The segmenter, VeerNet, was doing well by every number we tracked while training it, and none of those numbers convinced the one person whose opinion decided whether the pipeline shipped. The model produced masks, and we scored the masks against ground-truth masks, and the scores were honest measurements of how many pixels the model got right. But a geoscientist asked to trust a digitised well does not read pixels. They read curves. They want to lay the recovered curve next to the log they already know and see, with their own eyes, whether the two agree over depth. A pixel-space score cannot be inspected that way. It is a proof written in a language the reviewer does not sign in.

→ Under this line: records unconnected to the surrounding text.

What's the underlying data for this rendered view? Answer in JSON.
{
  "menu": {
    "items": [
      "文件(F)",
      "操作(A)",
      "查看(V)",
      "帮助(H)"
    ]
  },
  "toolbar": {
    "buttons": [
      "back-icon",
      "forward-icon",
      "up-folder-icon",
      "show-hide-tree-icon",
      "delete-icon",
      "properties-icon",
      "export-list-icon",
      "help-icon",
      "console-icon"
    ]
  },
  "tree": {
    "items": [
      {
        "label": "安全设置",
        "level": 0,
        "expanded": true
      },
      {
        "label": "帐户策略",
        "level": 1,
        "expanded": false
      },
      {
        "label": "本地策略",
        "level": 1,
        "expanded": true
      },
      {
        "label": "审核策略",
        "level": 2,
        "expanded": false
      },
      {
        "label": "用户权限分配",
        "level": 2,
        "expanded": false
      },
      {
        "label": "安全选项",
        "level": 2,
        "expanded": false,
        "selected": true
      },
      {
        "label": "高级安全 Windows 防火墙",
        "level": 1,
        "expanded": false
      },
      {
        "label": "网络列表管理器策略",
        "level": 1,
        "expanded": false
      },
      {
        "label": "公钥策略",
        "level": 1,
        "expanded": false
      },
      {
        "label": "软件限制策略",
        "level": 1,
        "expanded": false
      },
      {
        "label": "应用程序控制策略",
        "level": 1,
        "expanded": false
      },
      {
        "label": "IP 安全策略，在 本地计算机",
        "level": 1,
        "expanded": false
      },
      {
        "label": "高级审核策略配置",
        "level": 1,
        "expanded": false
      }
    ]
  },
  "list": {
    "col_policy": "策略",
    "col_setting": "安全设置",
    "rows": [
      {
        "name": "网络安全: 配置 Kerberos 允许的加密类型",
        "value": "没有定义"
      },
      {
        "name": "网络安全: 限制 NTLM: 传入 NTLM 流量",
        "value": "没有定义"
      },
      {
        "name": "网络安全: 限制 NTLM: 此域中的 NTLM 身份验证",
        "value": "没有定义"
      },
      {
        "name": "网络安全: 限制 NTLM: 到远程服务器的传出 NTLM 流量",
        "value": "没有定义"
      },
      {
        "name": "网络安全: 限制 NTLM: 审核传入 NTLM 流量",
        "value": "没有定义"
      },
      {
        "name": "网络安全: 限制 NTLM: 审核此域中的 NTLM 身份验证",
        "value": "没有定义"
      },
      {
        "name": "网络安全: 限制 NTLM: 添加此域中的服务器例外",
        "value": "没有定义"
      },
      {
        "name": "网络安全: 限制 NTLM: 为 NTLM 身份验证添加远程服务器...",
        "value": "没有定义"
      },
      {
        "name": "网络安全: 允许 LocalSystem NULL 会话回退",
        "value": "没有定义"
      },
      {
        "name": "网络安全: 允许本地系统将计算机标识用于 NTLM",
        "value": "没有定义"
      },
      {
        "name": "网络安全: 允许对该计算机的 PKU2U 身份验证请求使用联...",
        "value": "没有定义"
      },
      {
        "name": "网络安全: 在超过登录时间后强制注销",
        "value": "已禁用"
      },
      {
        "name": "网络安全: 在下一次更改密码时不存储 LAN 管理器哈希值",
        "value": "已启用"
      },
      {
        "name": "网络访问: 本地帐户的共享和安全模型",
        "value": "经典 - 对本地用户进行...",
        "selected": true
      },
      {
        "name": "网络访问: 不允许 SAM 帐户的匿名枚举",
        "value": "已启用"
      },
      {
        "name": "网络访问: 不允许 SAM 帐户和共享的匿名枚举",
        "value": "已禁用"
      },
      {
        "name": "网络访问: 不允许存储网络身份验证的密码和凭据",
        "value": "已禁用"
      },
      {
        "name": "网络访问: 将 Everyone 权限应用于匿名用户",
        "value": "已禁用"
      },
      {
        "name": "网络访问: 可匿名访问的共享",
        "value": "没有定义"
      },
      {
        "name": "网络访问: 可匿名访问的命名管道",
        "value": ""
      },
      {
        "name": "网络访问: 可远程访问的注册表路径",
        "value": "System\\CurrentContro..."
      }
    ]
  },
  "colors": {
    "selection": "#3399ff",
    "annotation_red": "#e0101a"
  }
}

This is the account of the validation step we built to translate: the mask-to-CSV overlay, where a predicted mask becomes a curve, the curve is resampled onto the same depth axis as the truth, and the error is read off the gap between them, one curve at a time.
The mask was a proof nobody could read
A segmentation mask answers a question about pixels. Given the log image, which pixels belong to curve one, which to curve two, which to background. Training against that question is exactly right, and the loss functions that optimise it, from Dice through the Tversky variant we settled on for its control over the false-negative penalty on thin foreground, are built for it [3]. The encoder-decoder that produces the mask is the standard shape for this kind of dense prediction, contracting to features and expanding back to a per-pixel labelling with skip connections carrying the fine detail across [2]. All of that is defensible and we can defend it.
What it cannot do is tell a petrophysicist that the resistivity curve on well such-and-such was recovered faithfully between two depths. The mask quality number and the question the reviewer actually asks are not the same question, and the distance between them is not rhetorical. A mask can score respectably on pixel counts while the curve it implies wanders off the true reading in exactly the interval the reviewer cares about, because a handful of misplaced pixels on a thin trace move the curve more than they move any pixel-averaged score. So we had a model that was good and a validation story that could not be signed, and until we fixed the second thing the first thing did not matter.
The overlay contract
The fix was to stop reporting on the mask and start reporting on the curve. Every predicted mask was collapsed to a curve, one value of the logged quantity per depth, which is the deliverable the whole system exists to produce. But a predicted curve and a ground-truth log are not directly comparable the moment they come off different rasters: they do not share a depth sampling, they do not have the same number of points, and the depth steps are not aligned. Comparing them point by point requires first putting them on a common footing.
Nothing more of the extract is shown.